U.S. notebook and desktop sales down 21% in Windows 8′s first month, says NPD, showing the new OS hasn’t moved the meter

Another report says “Microsoft Corp.’s new Windows 8 has not given a boost to U.S. sales of PCs and tablet computers, according to the NPD Group.”

The decline is real, but NPD should also deduct channel stuffing. The reality is worse than the above and Microsoft is lying

Those who know better are moving to UNIX and Linux; the rest, those whom Microsoft controls, suffer the consequences:

The laptops issued to students in the Lake Washington School District were supposed to accelerate learning, but now a nasty computer virus spreading everywhere is disrupting class and costing the district money.

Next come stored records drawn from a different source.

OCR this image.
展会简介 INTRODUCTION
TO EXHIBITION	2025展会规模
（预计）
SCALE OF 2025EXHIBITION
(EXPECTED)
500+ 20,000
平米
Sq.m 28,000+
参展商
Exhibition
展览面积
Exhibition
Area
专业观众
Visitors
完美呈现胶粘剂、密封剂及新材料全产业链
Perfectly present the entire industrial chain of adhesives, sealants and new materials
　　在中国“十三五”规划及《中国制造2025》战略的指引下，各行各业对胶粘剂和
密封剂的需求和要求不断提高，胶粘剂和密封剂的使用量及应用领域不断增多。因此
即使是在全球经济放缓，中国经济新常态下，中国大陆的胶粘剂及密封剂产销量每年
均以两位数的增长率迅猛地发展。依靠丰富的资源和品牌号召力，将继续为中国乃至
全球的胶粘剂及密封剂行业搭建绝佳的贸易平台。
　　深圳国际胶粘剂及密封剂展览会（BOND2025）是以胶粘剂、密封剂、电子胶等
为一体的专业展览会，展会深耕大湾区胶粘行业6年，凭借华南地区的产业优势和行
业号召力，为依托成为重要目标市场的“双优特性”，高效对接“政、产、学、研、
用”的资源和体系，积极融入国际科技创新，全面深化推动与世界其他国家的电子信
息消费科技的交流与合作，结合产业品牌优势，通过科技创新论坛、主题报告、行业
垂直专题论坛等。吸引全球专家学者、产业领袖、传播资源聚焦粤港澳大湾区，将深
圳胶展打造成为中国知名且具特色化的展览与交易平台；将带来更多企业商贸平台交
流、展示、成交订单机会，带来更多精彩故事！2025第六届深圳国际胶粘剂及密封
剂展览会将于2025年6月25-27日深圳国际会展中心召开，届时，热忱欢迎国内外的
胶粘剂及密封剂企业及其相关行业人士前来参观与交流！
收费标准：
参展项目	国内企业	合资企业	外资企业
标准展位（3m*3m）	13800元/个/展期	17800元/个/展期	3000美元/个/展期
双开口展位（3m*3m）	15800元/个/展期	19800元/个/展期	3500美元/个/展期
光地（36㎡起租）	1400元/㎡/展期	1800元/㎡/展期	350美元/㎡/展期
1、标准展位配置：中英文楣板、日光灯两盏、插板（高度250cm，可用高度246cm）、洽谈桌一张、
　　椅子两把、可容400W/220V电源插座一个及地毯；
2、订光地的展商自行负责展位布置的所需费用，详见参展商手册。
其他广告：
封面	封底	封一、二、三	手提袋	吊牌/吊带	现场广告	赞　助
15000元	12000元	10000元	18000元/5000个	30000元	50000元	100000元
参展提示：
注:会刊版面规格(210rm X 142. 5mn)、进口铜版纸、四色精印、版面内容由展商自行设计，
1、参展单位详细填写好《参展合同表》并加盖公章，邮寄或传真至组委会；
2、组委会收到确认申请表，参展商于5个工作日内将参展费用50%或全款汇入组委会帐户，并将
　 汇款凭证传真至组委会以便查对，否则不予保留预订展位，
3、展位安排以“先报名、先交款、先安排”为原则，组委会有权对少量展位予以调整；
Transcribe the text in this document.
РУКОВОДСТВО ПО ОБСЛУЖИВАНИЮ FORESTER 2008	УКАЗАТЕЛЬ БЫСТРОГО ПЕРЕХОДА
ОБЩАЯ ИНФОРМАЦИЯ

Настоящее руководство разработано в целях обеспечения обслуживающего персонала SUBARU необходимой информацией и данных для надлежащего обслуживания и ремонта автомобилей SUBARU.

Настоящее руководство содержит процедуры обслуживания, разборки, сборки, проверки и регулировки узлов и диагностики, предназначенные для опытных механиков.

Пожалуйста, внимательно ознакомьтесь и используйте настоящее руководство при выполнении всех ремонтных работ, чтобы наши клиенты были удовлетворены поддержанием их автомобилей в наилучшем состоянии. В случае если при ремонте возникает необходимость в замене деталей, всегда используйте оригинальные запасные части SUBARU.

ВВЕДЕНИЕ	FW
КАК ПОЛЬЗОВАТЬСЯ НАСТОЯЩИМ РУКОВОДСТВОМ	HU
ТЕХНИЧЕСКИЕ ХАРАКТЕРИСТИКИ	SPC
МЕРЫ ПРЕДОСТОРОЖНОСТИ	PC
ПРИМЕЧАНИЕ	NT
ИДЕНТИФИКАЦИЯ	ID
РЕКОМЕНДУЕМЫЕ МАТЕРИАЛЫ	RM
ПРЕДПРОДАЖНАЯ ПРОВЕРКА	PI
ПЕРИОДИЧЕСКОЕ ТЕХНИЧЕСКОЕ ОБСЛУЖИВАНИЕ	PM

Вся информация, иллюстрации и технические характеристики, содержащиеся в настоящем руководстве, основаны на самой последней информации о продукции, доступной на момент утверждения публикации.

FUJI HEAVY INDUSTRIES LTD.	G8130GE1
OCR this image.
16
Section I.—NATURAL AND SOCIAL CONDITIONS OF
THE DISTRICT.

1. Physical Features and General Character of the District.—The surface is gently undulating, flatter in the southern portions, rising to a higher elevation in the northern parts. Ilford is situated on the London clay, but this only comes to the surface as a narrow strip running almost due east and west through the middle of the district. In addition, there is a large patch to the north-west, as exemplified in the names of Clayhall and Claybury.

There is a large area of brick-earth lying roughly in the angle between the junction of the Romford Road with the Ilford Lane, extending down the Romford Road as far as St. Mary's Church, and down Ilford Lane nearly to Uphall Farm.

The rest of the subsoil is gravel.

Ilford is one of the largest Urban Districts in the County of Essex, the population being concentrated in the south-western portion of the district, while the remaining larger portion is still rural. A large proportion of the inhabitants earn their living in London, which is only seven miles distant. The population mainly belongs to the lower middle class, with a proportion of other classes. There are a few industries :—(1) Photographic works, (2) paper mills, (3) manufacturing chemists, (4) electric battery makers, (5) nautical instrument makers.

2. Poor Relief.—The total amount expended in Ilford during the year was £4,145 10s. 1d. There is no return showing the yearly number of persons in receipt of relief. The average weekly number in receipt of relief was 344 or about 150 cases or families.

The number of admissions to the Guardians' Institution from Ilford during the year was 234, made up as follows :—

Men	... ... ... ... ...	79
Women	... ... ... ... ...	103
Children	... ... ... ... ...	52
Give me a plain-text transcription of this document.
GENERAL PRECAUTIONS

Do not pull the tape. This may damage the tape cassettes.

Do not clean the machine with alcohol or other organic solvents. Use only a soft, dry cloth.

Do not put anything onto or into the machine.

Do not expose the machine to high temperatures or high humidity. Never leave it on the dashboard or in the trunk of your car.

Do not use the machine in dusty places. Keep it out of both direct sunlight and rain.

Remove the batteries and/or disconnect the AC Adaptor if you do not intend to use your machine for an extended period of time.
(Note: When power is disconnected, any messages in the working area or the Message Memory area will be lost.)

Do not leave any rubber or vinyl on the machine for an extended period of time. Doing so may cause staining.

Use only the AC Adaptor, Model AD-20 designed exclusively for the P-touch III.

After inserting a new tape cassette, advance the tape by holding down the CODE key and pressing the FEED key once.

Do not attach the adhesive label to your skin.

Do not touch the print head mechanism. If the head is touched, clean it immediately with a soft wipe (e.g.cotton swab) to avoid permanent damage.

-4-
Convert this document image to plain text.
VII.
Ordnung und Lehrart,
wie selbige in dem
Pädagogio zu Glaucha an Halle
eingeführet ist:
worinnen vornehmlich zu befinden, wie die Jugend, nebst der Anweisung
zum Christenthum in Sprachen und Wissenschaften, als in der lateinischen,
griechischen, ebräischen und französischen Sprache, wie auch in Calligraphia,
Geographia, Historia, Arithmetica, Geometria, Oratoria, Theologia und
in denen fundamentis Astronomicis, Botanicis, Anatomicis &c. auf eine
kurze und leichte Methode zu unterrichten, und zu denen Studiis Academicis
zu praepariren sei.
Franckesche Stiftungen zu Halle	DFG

The district has spent more than one month fighting off something called the Goblin virus. It comes from downloaded malware via the internet and spreads easily from computer to computer.

The virus is affecting not only high school and middle school students who received a laptop for the first time this year, but also devices at the district office and elementary schools.

As the Microsoft boosters point out, this is Microsoft’s back yard where Microsoft bias manifests itself in the political system too (systemic corruption).